23. We have seen that Ramusio places the scene of the story recently alluded to at the mansion in the parish of S. Giovanni Grisostomo, the court of which was known in his time as the Corte del Millioni; and indeed he speaks of the Travellers as at once on their arrival resorting to that mansion as their family residence. Ramusio’s details have so often proved erroneous that I should not be surprised if this also should be a mistake. At least we find (so far as I can learn) no previous intimation that the family were connected with that locality. The grandfather Andrea is styled of San Felice. The will of Maffeo Polo the younger, made in 1300, which we shall give hereafter in abstract, appears to be the first document that connects the family with S. Giovanni Grisostomo. It indeed styles the testator’s father “the late Nicolo Paulo of the confine of St. John Chrysostom,” but that only shows what is not disputed, that the Travellers after their return from the East settled in this locality. And the same will appears to indicate a surviving connexion with S. Felice, for the priests and clerks who drew it up and witness it are all of the church of S. Felice, and it is to the parson of S. Felice and his successor that Maffeo bequeaths an annuity to procure their prayers for the souls of his father, his mother, and himself, through after the successor the annuity is to pass on the same condition to the senior priest of S. Giovanni Grisostomo. Marco Polo the Elder is in his will described as of S. Severo, as is also his sister-in-law Fiordelisa, and the document contains no reference to S. Giovanni. On the whole therefore it seems probable that the Palazzo in the latter parish was purchased by the Travellers after their return from the East.[1]
[Sidenote: Relic of the Casa Polo in the Corte Sabbionera.]
24. The Court which was known in the 16th century as the Corte del Millioni has been generally understood to be that now known as the Corte Sabbionera, and here is still pointed out a relic of Marco Polo’s mansion. [Indeed it is called now (1899) Corte del Milione; see p. 30.—H. C.]
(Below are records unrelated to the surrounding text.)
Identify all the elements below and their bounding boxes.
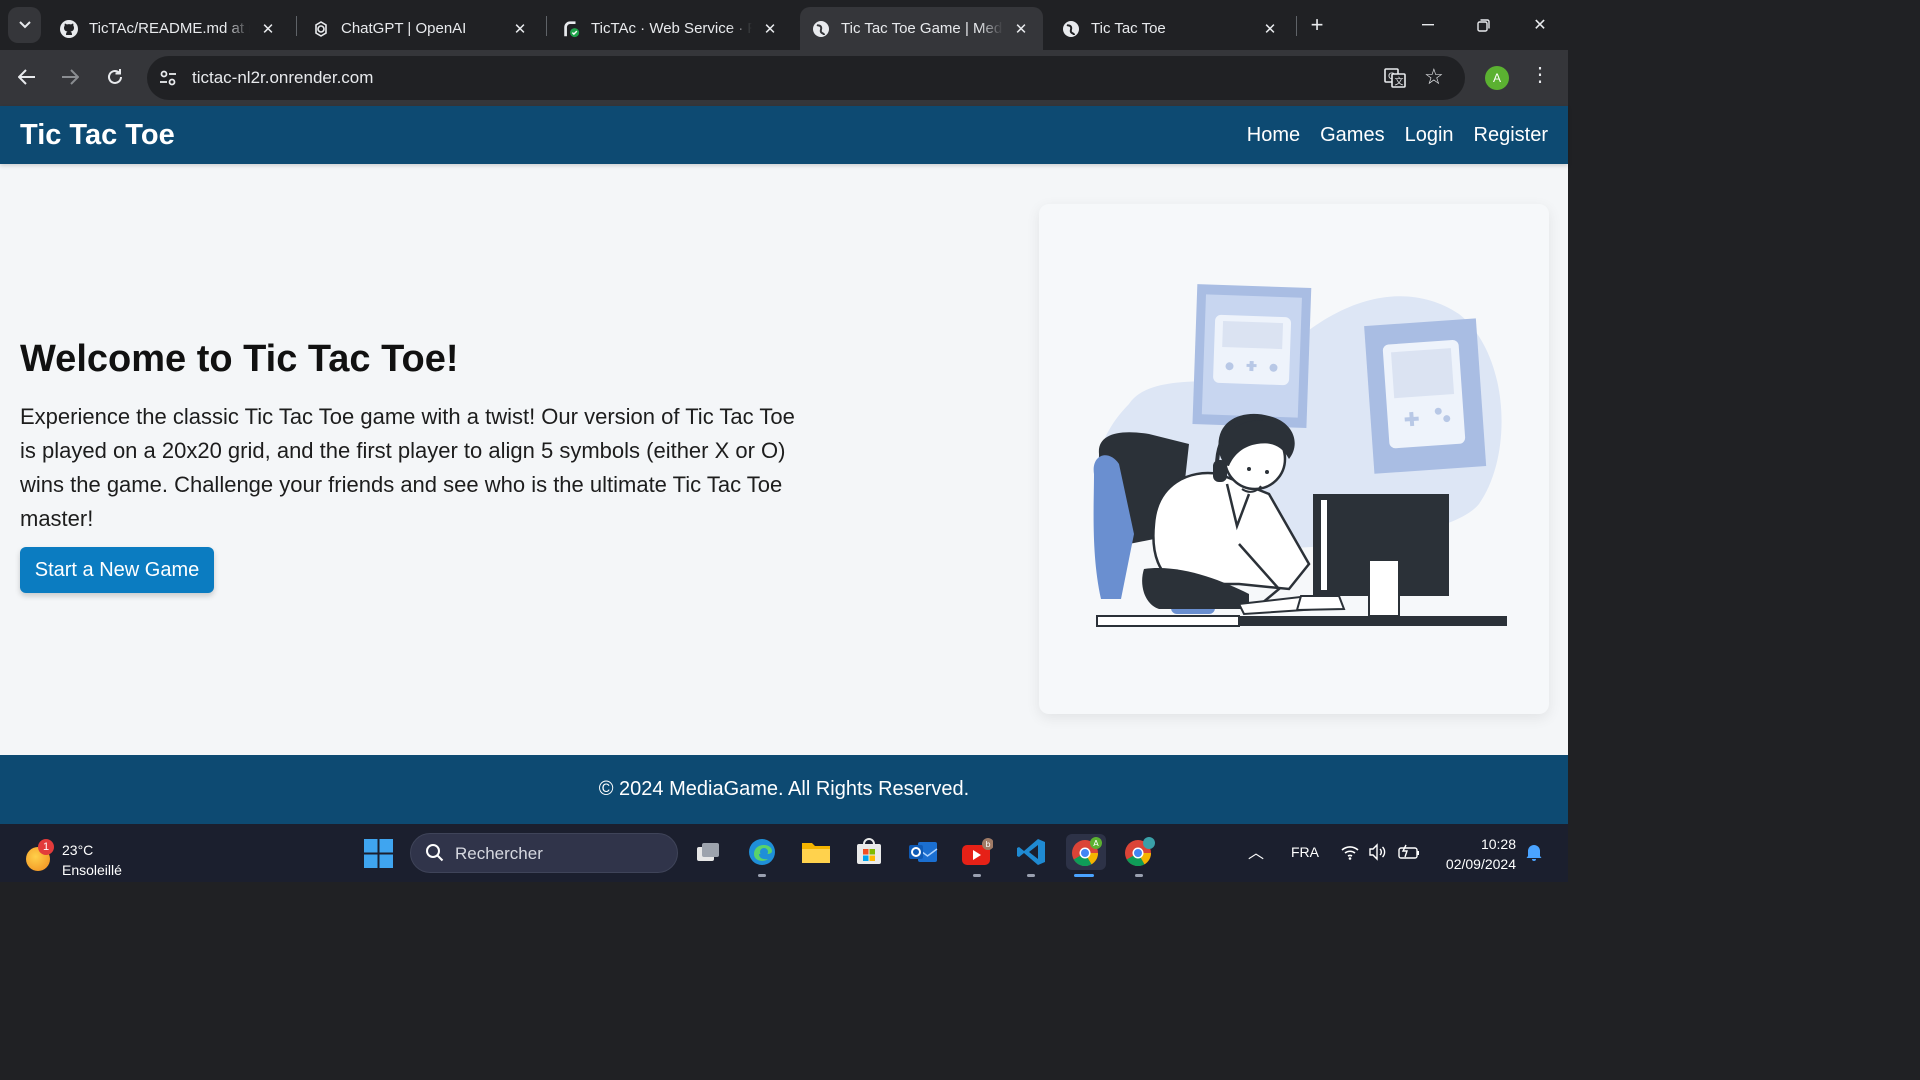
browser-tab-active[interactable]: Tic Tac Toe Game | MediaGame ✕ [800, 7, 1043, 50]
browser-tab[interactable]: Tic Tac Toe ✕ [1050, 7, 1292, 50]
address-bar[interactable]: tictac-nl2r.onrender.com G文 ☆ [147, 56, 1465, 100]
tab-divider [546, 16, 547, 36]
svg-text:文: 文 [1395, 76, 1404, 88]
back-arrow-icon [18, 69, 35, 85]
tab-title: TicTAc/README.md at main [89, 20, 250, 37]
site-brand[interactable]: Tic Tac Toe [20, 119, 175, 152]
close-icon[interactable]: ✕ [1011, 19, 1031, 39]
edge-icon[interactable] [746, 836, 778, 868]
forward-button[interactable] [55, 62, 85, 92]
gamer-illustration [1093, 284, 1507, 627]
hero-illustration-card [1039, 204, 1549, 714]
clock-time: 10:28 [1480, 836, 1516, 852]
minimize-button[interactable] [1408, 10, 1448, 40]
minimize-icon [1422, 24, 1434, 26]
notification-bell-icon[interactable] [1524, 842, 1544, 862]
site-nav: Home Games Login Register [1247, 124, 1548, 147]
browser-menu-icon[interactable]: ⋮ [1530, 65, 1550, 85]
tab-title: ChatGPT | OpenAI [341, 20, 467, 37]
close-icon[interactable]: ✕ [258, 19, 278, 39]
close-icon: ✕ [1533, 17, 1547, 34]
weather-temperature: 23°C [62, 842, 94, 858]
nav-home[interactable]: Home [1247, 124, 1300, 147]
tab-title: Tic Tac Toe Game | MediaGame [841, 20, 1003, 37]
running-indicator [973, 874, 981, 877]
nav-login[interactable]: Login [1405, 124, 1454, 147]
svg-text:b: b [986, 840, 991, 849]
new-tab-button[interactable]: + [1305, 12, 1329, 37]
browser-tab[interactable]: TicTAc/README.md at main ✕ [48, 7, 290, 50]
task-view-icon[interactable] [692, 836, 724, 868]
bookmark-star-icon[interactable]: ☆ [1424, 64, 1444, 90]
start-new-game-button[interactable]: Start a New Game [20, 547, 214, 593]
running-indicator [1027, 874, 1035, 877]
wifi-icon[interactable] [1340, 842, 1360, 862]
close-icon[interactable]: ✕ [760, 19, 780, 39]
render-icon [562, 20, 580, 38]
clock-date: 02/09/2024 [1445, 856, 1516, 872]
weather-condition: Ensoleillé [62, 862, 122, 878]
url-text[interactable]: tictac-nl2r.onrender.com [192, 68, 373, 88]
nav-games[interactable]: Games [1320, 124, 1384, 147]
footer-copyright: © 2024 MediaGame. All Rights Reserved. [598, 778, 970, 800]
tab-strip: TicTAc/README.md at main ✕ ChatGPT | Ope… [0, 0, 1568, 50]
github-icon [60, 19, 78, 38]
windows-start-icon[interactable] [364, 839, 393, 868]
back-button[interactable] [12, 62, 42, 92]
search-placeholder: Rechercher [455, 844, 543, 863]
site-info-icon[interactable] [157, 67, 179, 89]
reload-icon [108, 69, 122, 84]
tab-divider [1296, 16, 1297, 36]
taskbar: 1 23°C Ensoleillé Rechercher b A ︿ FRA 1… [0, 824, 1568, 882]
tab-search-button[interactable] [8, 7, 41, 43]
active-indicator [1074, 874, 1094, 877]
running-indicator [758, 874, 766, 877]
chrome-icon[interactable] [1123, 836, 1155, 868]
openai-icon [312, 20, 330, 38]
outlook-icon[interactable] [907, 836, 939, 868]
volume-icon[interactable] [1367, 842, 1387, 862]
chevron-up-icon[interactable]: ︿ [1248, 839, 1264, 863]
globe-icon [812, 20, 830, 38]
restore-button[interactable] [1463, 10, 1503, 40]
browser-tab[interactable]: ChatGPT | OpenAI ✕ [300, 7, 542, 50]
forward-arrow-icon [62, 69, 79, 85]
notification-badge: 1 [38, 839, 54, 855]
translate-icon[interactable]: G文 [1383, 66, 1407, 90]
tab-divider [296, 16, 297, 36]
close-window-button[interactable]: ✕ [1520, 10, 1560, 40]
web-page: Tic Tac Toe Home Games Login Register We… [0, 106, 1568, 824]
hero-description: Experience the classic Tic Tac Toe game … [20, 404, 795, 531]
site-header: Tic Tac Toe Home Games Login Register [0, 106, 1568, 164]
file-explorer-icon[interactable] [800, 836, 832, 868]
chevron-down-icon [18, 21, 31, 29]
chrome-icon[interactable]: A [1066, 834, 1106, 870]
svg-text:A: A [1093, 839, 1099, 848]
store-icon[interactable] [853, 836, 885, 868]
close-icon[interactable]: ✕ [510, 19, 530, 39]
vscode-icon[interactable] [1015, 836, 1047, 868]
close-icon[interactable]: ✕ [1260, 19, 1280, 39]
tab-title: TicTAc · Web Service · Render [591, 20, 752, 37]
browser-tab[interactable]: TicTAc · Web Service · Render ✕ [550, 7, 792, 50]
language-indicator[interactable]: FRA [1291, 844, 1319, 860]
running-indicator [1135, 874, 1143, 877]
nav-register[interactable]: Register [1474, 124, 1548, 147]
taskbar-search[interactable]: Rechercher [410, 833, 678, 873]
restore-icon [1476, 18, 1490, 32]
youtube-icon[interactable]: b [961, 836, 993, 868]
profile-avatar[interactable]: A [1485, 66, 1509, 90]
battery-icon[interactable] [1397, 842, 1421, 862]
system-clock[interactable]: 10:28 02/09/2024 [1432, 834, 1516, 874]
browser-toolbar: tictac-nl2r.onrender.com G文 ☆ A ⋮ [0, 50, 1568, 106]
reload-button[interactable] [100, 62, 130, 92]
site-footer: © 2024 MediaGame. All Rights Reserved. [0, 755, 1568, 824]
hero-title: Welcome to Tic Tac Toe! [20, 338, 459, 380]
tab-title: Tic Tac Toe [1091, 20, 1166, 37]
search-icon [426, 844, 444, 862]
globe-icon [1062, 20, 1080, 38]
M. Pauthier’s edition is embellished with a good engraving which purports to represent the House of Marco Polo. But he has been misled. His engraving in fact exhibits, at least as the prominent feature, an embellished representation of a small house which exists on the west side of the Sabbionera, and which had at one time perhaps that pointed style of architecture which his engraving shows, though its present decoration is paltry and unreal. But it is on the north side of the Court, and on the foundations now occupied by the Malibran theatre, that Venetian tradition and the investigations of Venetian antiquaries concur in indicating the site of the Casa Polo. At the end of the 16th century a great fire destroyed the Palazzo,[2] and under the description of “an old mansion ruined from the foundation” it passed into the hands of one Stefano Vecchia, who sold it in 1678 to Giovanni Carlo Grimani. He built on the site of the ruins a theatre which was in its day one of the largest in Italy, and was called the Theatre of S. Giovanni Grisostomo; afterwards the Teatro Emeronitio. When modernized in our own day the proprietors gave it the name of Malibran, in honour of that famous singer, and this it still bears.[3]